In this context, increased HLA class II expression reflecting specific antigen-presenting immune cells was seen in the cardiac interstitium surrounding small-sized vessels in some patients. Hence, the infection of coronary endothelial cells with parvovirus B19 may cause a kind of ‘‘coronary vasculitis’’, which may constitute a major determinant of the future clinical course and of the myocardial spread of the inflammation.
In conclusion, parvovirus B19-associated myocarditis, with or without virus persistence, may cause severe CMD and angina. Accodingly, parvovirus B19-associated myocarditis can mimic myocardial infarction and persistence of the virus in coronary microcirculation may be responsible for persistent angina [69]. It follows that in patients who present severe rest angina, troponin raise and fall, and ischemic-like ECG changes, and are found to have angiographically normal epicardial coronary arteries, an intracoronary acetylcholine test is indicated in order to establish the presence of distal diffuse coronary vasoconstriction (different from proximal focal spasm observed in vasospastic angina). The diagnosis of myocarditis can then be established by myocardial biopsy confirming the presence of parvovirus B19. Interestingly while in myocarditis CMR typically shows mesocardial or subepicardial late gadolinium enhancement, in patients with positive acetylcholine testing a subendothelial location can be observed perhaps reflecting ischemic necrosis [70].

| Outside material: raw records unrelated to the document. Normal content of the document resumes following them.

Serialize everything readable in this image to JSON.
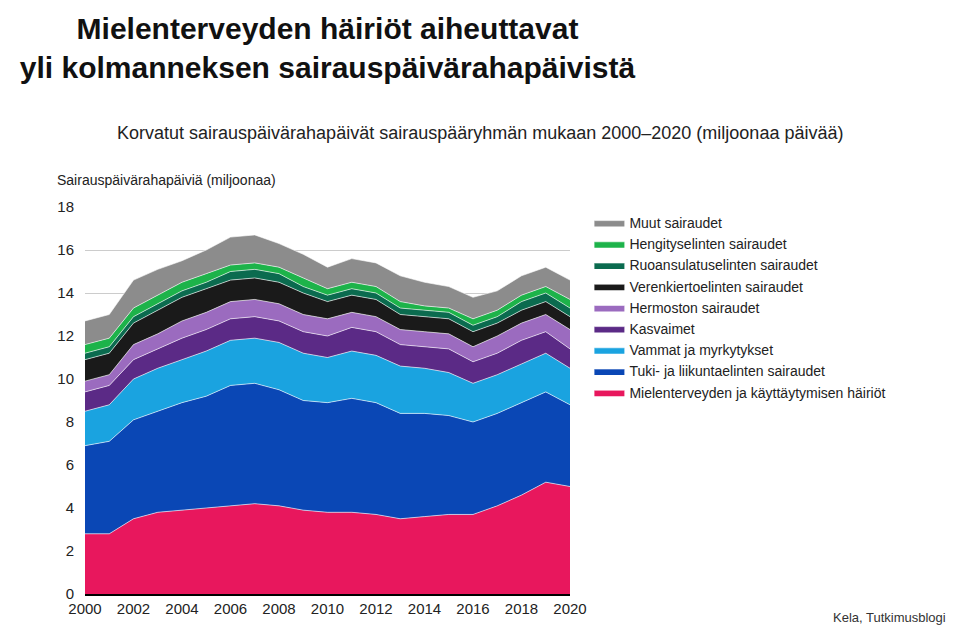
{
  "chart_data": {
    "type": "area",
    "stacked": true,
    "title": [
      "Mielenterveyden häiriöt aiheuttavat",
      "yli kolmanneksen sairauspäivärahapäivistä"
    ],
    "subtitle": "Korvatut sairauspäivärahapäivät sairauspääryhmän mukaan 2000–2020 (miljoonaa päivää)",
    "y_label": "Sairauspäivärahapäiviä (miljoonaa)",
    "source": "Kela, Tutkimusblogi",
    "x": [
      2000,
      2001,
      2002,
      2003,
      2004,
      2005,
      2006,
      2007,
      2008,
      2009,
      2010,
      2011,
      2012,
      2013,
      2014,
      2015,
      2016,
      2017,
      2018,
      2019,
      2020
    ],
    "xlim": [
      2000,
      2020
    ],
    "xticks": [
      2000,
      2002,
      2004,
      2006,
      2008,
      2010,
      2012,
      2014,
      2016,
      2018,
      2020
    ],
    "ylim": [
      0,
      18
    ],
    "yticks": [
      0,
      2,
      4,
      6,
      8,
      10,
      12,
      14,
      16,
      18
    ],
    "grid": true,
    "legend": "right",
    "series": [
      {
        "name": "Mielenterveyden ja käyttäytymisen häiriöt",
        "color": "#e8175d",
        "values": [
          2.8,
          2.8,
          3.5,
          3.8,
          3.9,
          4.0,
          4.1,
          4.2,
          4.1,
          3.9,
          3.8,
          3.8,
          3.7,
          3.5,
          3.6,
          3.7,
          3.7,
          4.1,
          4.6,
          5.2,
          5.0
        ]
      },
      {
        "name": "Tuki- ja liikuntaelinten sairaudet",
        "color": "#0a47b5",
        "values": [
          4.1,
          4.3,
          4.6,
          4.7,
          5.0,
          5.2,
          5.6,
          5.6,
          5.4,
          5.1,
          5.1,
          5.3,
          5.2,
          4.9,
          4.8,
          4.6,
          4.3,
          4.3,
          4.3,
          4.2,
          3.8
        ]
      },
      {
        "name": "Vammat ja myrkytykset",
        "color": "#1aa3e0",
        "values": [
          1.6,
          1.7,
          1.9,
          2.0,
          2.0,
          2.1,
          2.1,
          2.1,
          2.2,
          2.2,
          2.1,
          2.2,
          2.2,
          2.2,
          2.1,
          2.0,
          1.8,
          1.8,
          1.8,
          1.8,
          1.7
        ]
      },
      {
        "name": "Kasvaimet",
        "color": "#5b2a86",
        "values": [
          0.9,
          0.9,
          0.9,
          0.9,
          1.0,
          1.0,
          1.0,
          1.0,
          1.0,
          1.0,
          1.0,
          1.1,
          1.1,
          1.0,
          1.0,
          1.1,
          1.0,
          1.0,
          1.1,
          1.0,
          0.9
        ]
      },
      {
        "name": "Hermoston sairaudet",
        "color": "#9b6bbf",
        "values": [
          0.5,
          0.5,
          0.7,
          0.7,
          0.8,
          0.8,
          0.8,
          0.8,
          0.8,
          0.8,
          0.8,
          0.7,
          0.7,
          0.7,
          0.7,
          0.7,
          0.7,
          0.8,
          0.8,
          0.8,
          0.9
        ]
      },
      {
        "name": "Verenkiertoelinten sairaudet",
        "color": "#1a1a1a",
        "values": [
          1.0,
          1.0,
          1.0,
          1.1,
          1.1,
          1.1,
          1.0,
          1.0,
          1.0,
          1.0,
          0.8,
          0.8,
          0.8,
          0.7,
          0.7,
          0.7,
          0.7,
          0.6,
          0.6,
          0.6,
          0.6
        ]
      },
      {
        "name": "Ruoansulatuselinten sairaudet",
        "color": "#0b6b4f",
        "values": [
          0.3,
          0.3,
          0.3,
          0.3,
          0.3,
          0.3,
          0.4,
          0.4,
          0.4,
          0.3,
          0.3,
          0.3,
          0.3,
          0.3,
          0.3,
          0.3,
          0.3,
          0.3,
          0.4,
          0.4,
          0.4
        ]
      },
      {
        "name": "Hengityselinten sairaudet",
        "color": "#1db34a",
        "values": [
          0.4,
          0.4,
          0.4,
          0.4,
          0.4,
          0.4,
          0.3,
          0.3,
          0.3,
          0.4,
          0.3,
          0.3,
          0.3,
          0.3,
          0.2,
          0.2,
          0.3,
          0.3,
          0.3,
          0.3,
          0.4
        ]
      },
      {
        "name": "Muut sairaudet",
        "color": "#8c8c8c",
        "values": [
          1.1,
          1.1,
          1.3,
          1.2,
          1.0,
          1.1,
          1.3,
          1.3,
          1.1,
          1.1,
          1.0,
          1.1,
          1.1,
          1.2,
          1.1,
          1.0,
          1.0,
          0.9,
          0.9,
          0.9,
          0.9
        ]
      }
    ]
  }
}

5.5 Infiltrative Heart Diseases
Infiltrative heart diseases are predominantly characterized by systemic alterations that cause symptoms and signs related to other organs and systems and/or by myocardial alterations responsible for symptoms and signs of heart failure. Notably, in a sizeable proportion of these patients angina is also present and, in a minority of patients, is the initial symptom. In these patients angina is typically caused by CMD; thus the occurrence of MVA, although rather infrequent, can represent the first clue to the diagnosis of a complex systemic disease.

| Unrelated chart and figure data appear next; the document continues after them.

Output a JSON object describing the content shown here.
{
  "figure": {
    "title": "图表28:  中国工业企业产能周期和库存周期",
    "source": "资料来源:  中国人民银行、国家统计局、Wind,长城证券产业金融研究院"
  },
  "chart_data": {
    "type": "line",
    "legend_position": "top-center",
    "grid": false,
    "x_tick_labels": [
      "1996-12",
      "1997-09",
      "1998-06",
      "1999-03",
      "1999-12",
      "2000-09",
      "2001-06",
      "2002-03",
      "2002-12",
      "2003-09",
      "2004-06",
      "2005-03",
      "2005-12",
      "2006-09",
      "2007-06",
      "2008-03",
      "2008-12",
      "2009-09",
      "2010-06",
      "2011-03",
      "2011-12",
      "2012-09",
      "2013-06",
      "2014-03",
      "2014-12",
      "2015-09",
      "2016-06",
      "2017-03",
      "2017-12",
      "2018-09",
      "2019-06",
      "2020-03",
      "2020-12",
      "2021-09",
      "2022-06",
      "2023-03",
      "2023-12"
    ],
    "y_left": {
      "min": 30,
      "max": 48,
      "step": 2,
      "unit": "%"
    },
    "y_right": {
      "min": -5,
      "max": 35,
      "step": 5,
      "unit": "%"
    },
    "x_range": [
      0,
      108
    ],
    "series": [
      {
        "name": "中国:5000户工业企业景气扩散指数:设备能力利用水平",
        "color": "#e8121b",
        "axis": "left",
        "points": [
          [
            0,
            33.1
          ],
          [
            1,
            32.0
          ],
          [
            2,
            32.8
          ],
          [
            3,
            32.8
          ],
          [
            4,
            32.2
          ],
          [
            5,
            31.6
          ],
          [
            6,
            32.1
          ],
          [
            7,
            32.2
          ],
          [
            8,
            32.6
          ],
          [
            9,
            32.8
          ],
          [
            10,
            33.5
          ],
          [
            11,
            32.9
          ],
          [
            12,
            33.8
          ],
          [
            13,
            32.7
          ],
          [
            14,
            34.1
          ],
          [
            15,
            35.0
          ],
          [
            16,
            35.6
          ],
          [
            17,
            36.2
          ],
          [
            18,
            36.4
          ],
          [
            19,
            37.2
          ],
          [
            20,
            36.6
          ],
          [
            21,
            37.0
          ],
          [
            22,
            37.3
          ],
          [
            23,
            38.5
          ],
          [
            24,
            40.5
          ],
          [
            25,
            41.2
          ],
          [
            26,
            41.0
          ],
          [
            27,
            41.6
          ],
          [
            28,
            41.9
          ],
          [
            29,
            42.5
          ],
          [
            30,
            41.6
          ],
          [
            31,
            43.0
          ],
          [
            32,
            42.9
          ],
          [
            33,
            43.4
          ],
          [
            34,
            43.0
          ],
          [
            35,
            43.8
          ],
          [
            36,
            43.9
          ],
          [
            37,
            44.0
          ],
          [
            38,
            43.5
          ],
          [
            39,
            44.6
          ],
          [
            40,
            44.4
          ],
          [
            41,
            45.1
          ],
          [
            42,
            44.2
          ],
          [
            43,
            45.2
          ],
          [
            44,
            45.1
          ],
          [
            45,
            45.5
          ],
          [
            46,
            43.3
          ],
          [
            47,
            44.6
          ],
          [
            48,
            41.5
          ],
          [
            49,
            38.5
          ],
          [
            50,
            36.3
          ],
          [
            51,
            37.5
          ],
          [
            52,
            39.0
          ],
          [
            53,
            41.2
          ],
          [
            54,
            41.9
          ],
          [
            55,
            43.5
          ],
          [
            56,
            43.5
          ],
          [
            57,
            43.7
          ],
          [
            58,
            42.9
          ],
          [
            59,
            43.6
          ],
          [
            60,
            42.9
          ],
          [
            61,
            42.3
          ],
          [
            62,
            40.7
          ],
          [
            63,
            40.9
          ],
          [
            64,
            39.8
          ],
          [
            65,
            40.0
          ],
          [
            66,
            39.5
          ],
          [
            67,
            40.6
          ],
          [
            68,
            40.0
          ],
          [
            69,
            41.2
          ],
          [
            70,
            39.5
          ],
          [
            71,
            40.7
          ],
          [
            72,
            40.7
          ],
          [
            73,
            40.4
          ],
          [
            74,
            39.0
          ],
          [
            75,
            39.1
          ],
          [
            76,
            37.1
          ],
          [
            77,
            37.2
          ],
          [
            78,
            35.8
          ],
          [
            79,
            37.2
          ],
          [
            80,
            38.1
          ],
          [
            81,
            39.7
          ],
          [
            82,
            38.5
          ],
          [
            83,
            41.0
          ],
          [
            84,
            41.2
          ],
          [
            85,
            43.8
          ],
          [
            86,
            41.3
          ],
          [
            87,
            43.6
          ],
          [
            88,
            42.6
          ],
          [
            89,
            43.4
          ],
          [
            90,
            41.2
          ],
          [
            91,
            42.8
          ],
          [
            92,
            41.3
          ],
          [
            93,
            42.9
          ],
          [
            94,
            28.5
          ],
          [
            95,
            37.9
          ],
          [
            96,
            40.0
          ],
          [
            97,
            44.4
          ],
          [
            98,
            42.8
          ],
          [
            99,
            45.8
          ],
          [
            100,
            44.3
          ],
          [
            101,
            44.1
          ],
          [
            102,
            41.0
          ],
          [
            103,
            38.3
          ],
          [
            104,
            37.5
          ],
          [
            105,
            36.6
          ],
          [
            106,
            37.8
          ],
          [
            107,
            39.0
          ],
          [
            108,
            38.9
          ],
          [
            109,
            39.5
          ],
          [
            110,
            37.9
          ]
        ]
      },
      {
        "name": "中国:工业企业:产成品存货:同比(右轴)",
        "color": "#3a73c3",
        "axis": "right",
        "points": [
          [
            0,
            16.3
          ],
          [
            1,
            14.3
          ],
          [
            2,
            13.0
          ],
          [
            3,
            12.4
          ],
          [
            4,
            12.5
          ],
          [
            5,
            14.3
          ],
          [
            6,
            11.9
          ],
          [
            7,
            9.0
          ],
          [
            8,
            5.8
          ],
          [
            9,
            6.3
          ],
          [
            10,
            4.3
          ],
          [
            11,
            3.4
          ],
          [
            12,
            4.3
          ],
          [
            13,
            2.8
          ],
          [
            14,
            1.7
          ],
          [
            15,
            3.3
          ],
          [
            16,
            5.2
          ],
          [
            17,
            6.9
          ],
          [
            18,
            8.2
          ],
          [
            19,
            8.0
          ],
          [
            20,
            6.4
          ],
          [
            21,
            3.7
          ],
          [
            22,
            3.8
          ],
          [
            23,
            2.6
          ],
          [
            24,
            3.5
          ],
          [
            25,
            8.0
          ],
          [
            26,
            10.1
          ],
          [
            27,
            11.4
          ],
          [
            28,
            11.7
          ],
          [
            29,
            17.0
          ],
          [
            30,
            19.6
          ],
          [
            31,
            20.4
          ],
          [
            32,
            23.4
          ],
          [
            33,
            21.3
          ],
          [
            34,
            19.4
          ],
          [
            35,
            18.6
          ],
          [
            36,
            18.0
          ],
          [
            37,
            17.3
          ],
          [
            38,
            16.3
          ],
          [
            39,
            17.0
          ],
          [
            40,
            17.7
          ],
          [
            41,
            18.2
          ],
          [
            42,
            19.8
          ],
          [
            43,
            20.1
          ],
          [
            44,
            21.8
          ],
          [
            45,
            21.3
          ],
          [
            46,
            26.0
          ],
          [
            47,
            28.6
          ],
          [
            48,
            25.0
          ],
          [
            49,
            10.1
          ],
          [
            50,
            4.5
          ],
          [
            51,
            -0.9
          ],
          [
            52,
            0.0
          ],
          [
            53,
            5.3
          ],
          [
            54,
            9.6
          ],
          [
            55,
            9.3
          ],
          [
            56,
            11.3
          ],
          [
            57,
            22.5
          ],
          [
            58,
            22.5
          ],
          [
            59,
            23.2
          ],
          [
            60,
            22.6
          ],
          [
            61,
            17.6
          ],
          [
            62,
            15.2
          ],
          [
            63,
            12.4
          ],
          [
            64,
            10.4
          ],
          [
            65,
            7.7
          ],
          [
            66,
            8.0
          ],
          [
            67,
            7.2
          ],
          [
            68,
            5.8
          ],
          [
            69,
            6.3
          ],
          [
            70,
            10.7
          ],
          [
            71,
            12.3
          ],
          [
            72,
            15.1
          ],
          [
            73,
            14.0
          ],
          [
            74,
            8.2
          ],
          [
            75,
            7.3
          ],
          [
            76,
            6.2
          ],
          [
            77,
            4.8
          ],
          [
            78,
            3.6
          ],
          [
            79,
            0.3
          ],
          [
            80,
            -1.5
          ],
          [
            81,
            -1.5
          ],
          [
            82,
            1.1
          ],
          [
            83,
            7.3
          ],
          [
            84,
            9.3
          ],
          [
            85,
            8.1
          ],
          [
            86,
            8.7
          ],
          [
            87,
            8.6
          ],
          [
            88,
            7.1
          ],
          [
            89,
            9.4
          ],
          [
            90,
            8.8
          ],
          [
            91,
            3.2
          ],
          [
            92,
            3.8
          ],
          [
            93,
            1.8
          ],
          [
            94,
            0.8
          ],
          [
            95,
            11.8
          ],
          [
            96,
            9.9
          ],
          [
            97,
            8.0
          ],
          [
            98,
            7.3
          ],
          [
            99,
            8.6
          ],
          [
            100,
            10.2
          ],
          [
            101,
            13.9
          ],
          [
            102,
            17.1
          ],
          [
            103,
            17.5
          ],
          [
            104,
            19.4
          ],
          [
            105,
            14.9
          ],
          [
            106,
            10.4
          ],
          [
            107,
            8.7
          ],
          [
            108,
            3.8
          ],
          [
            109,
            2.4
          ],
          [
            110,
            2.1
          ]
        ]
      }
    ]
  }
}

The two infiltrative heart diseases most frequently associated with the evidence of CMD are Anderson-Fabry disease and amyloidosis.
5.5.1 Anderson-Fabry Disease
Anderson-Fabry disease is caused by an X-linked deficiency of lysosomal α-galactosidase A. It has been reported in up to 6 % of men and 12 % of women with late-onset HCM [79]. Lysosomal α-galactosidase A deficiency results in multiorgan damage determined by glycosphingolipid deposition, mainly globotriaosylceramide, with renal, cardiac and cerebrovascular involvement, and premature death [80]. In the heart, glycosphingolipid deposition is accompanied by secondary changes, such as myocyte hypertrophy, which can mimic the morphological and clinical picture of HCM as well as that of other diseases characterized by LVH (Fig. 5.14) [81]. Progressive deterioration of LV function and myocardial scarring occurs in a significant number of patients [82].